O vento frio de junho achava seu caminho entre os prédios do campus. Motivado pela estranha nostalgia que manhãs de outono provocam, resolvi caminhar pelos bonitos jardins da universidade. Passei pelo complexo da unidade de saúde. Onde agora é a escola de odontologia, havia um campo de terra, uma quadra de futebol de salão e piscina.

O centro esportivo era aberto à comunidade nos finais de semana e nas manhãs de sábado eu acompanhava o pai para assistir aos jogos do time do bairro. Meu pai era o treinador, mas sempre tive a impressão que ele apenas distribuía as camisas. Durante o jogo, ele andava de um lado para o outro na lateral do campo, gritando com os jogadores e com o juiz. Nada que se parecesse com instruções ou táticas de jogo. Pensando bem, parecido com os técnicos profissionais de hoje.

Na quinta série, entrei para o colégio da rede católica que naquela época funcionava dentro da universidade. As aulas começavam a uma da tarde. Antes e depois, os meninos jogavam futebol. Às 12h30 em ponto, nos reuníamos na quadra e dividíamos apressados os times, era apenas meia hora de pelada. Cerca de quarenta minutos depois, ofegantes e suados, entrávamos na sala. As meninas olhavam com repulsa, os professores repetiam sermões sobre bom comportamento, blábláblá sobre a necessidade de aprender a separar as coisas, hora da escola e hora do futebol. Apenas o professor de português nos olhava complacente.

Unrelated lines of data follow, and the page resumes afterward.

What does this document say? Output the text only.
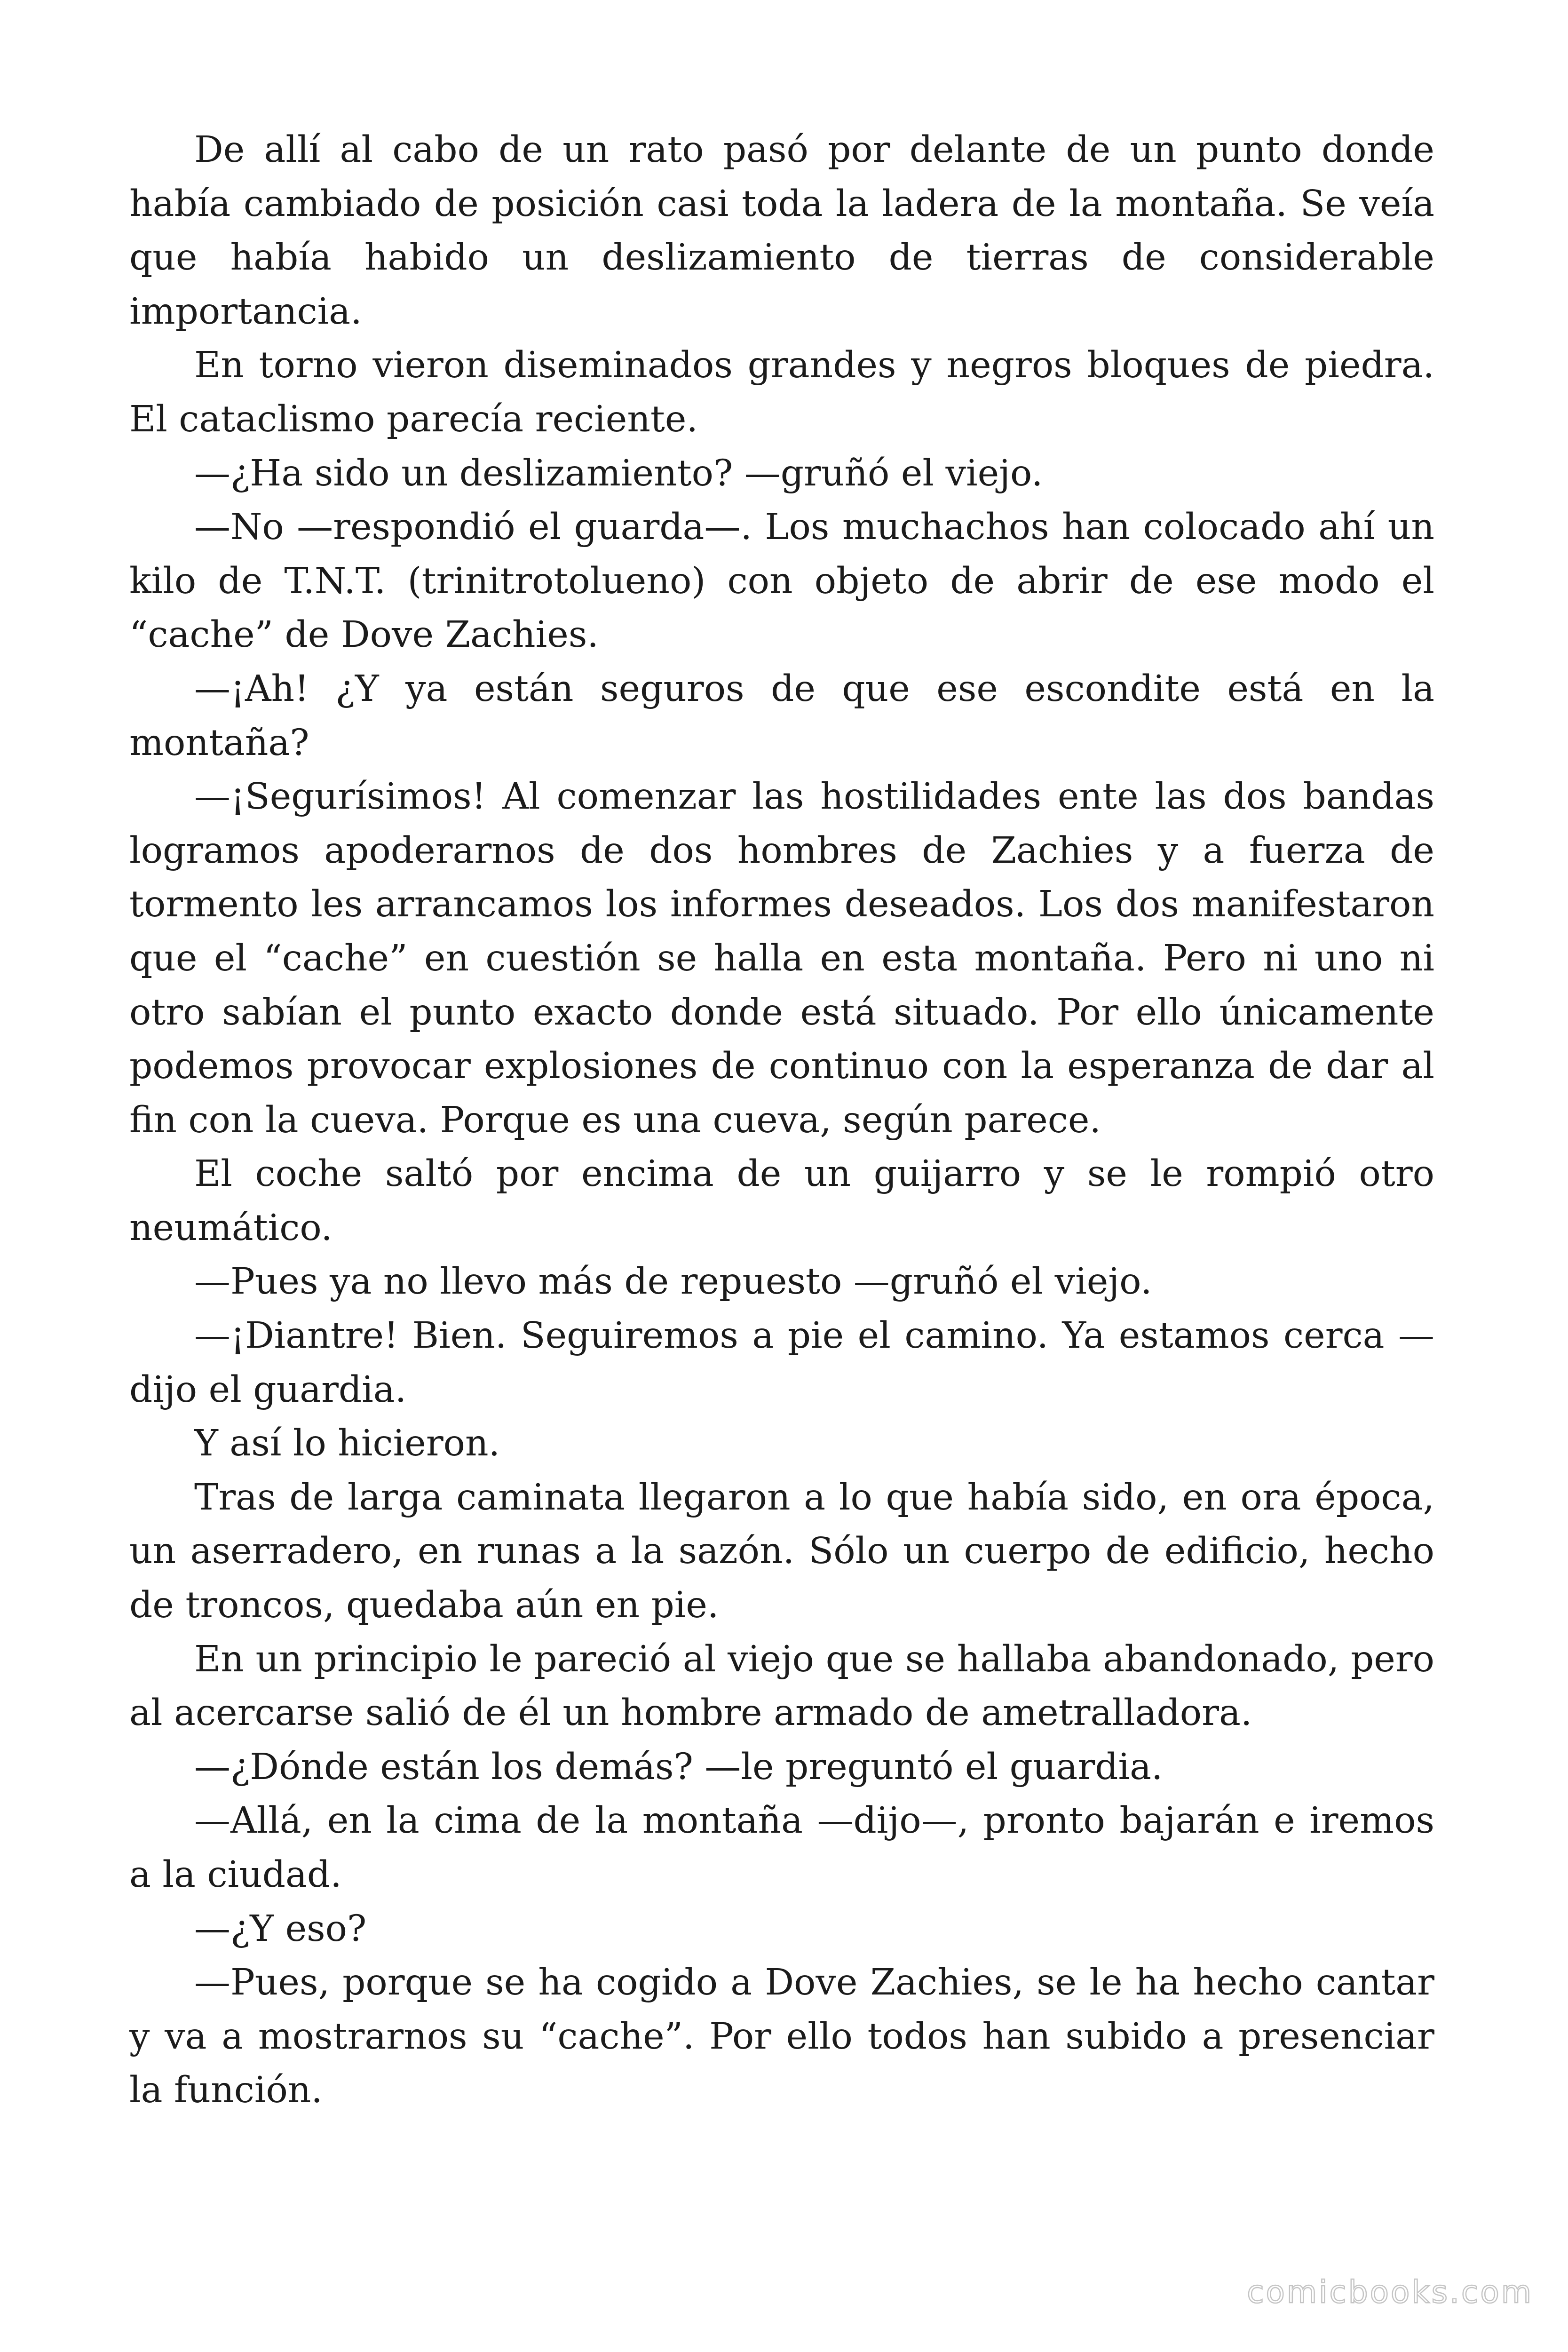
De allí al cabo de un rato pasó por delante de un punto donde había cambiado de posición casi toda la ladera de la montaña. Se veía que había habido un deslizamiento de tierras de considerable importancia.

En torno vieron diseminados grandes y negros bloques de piedra. El cataclismo parecía reciente.

—¿Ha sido un deslizamiento? —gruñó el viejo.

—No —respondió el guarda—. Los muchachos han colocado ahí un kilo de T.N.T. (trinitrotolueno) con objeto de abrir de ese modo el “cache” de Dove Zachies.

—¡Ah! ¿Y ya están seguros de que ese escondite está en la montaña?

—¡Segurísimos! Al comenzar las hostilidades ente las dos bandas logramos apoderarnos de dos hombres de Zachies y a fuerza de tormento les arrancamos los informes deseados. Los dos manifestaron que el “cache” en cuestión se halla en esta montaña. Pero ni uno ni otro sabían el punto exacto donde está situado. Por ello únicamente podemos provocar explosiones de continuo con la esperanza de dar al fin con la cueva. Porque es una cueva, según parece.

El coche saltó por encima de un guijarro y se le rompió otro neumático.

—Pues ya no llevo más de repuesto —gruñó el viejo.

—¡Diantre! Bien. Seguiremos a pie el camino. Ya estamos cerca —dijo el guardia.

Y así lo hicieron.

Tras de larga caminata llegaron a lo que había sido, en ora época, un aserradero, en runas a la sazón. Sólo un cuerpo de edificio, hecho de troncos, quedaba aún en pie.

En un principio le pareció al viejo que se hallaba abandonado, pero al acercarse salió de él un hombre armado de ametralladora.

—¿Dónde están los demás? —le preguntó el guardia.

—Allá, en la cima de la montaña —dijo—, pronto bajarán e iremos a la ciudad.

—¿Y eso?

—Pues, porque se ha cogido a Dove Zachies, se le ha hecho cantar y va a mostrarnos su “cache”. Por ello todos han subido a presenciar la función.

comicbooks.com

Depois da aula, era a vez do campo de terra. Onze meninos para cada lado, sem disciplina ou posição definidas, todo mundo indo e voltando como futebol polivalente, correndo atrás da bola até escurecer.

Quando eu chegava em casa, encontrava o olhar desolado da mãe no meu uniforme sujo de poeira e terra. Esperava por um sermão, um puxão de orelha, algo assim. Ela apenas pedia que eu tirasse logo a roupa e corria para o tanque. No outro dia, na hora da escola, havia sempre uma bermuda e camiseta limpas passadas em cima da cama. Ela me mandava para a aula com um beijo quente no rosto e mil recomendações para não sujar o uniforme.

Termino meu passeio pela infância nessa manhã de outono no atual prédio da Faculdade de Direito. Aqui ficavam as salas de aula do velho colégio. Foi bem na porta daquela sala, no começo da minha adolescência, que o professor de português me viu sentado na pequena murada branca que separa as salas do pátio, pouco antes da aula começar, o uniforme limpo e bem passado. No terceiro dia em que me viu na mesma posição perguntou:

– Você parou de jogar futebol?

– Não estou com vontade.

Ele olhou furtivamente para o outro lado do pátio e entrou na sala. Eu fiquei ainda alguns minutos. Os olhos fixos na sala em frente, onde as meninas da sexta série conversavam animadamente. Mariana, encostada na parede, de vez em quando olhava para mim, os lábios ensaiando um sorriso.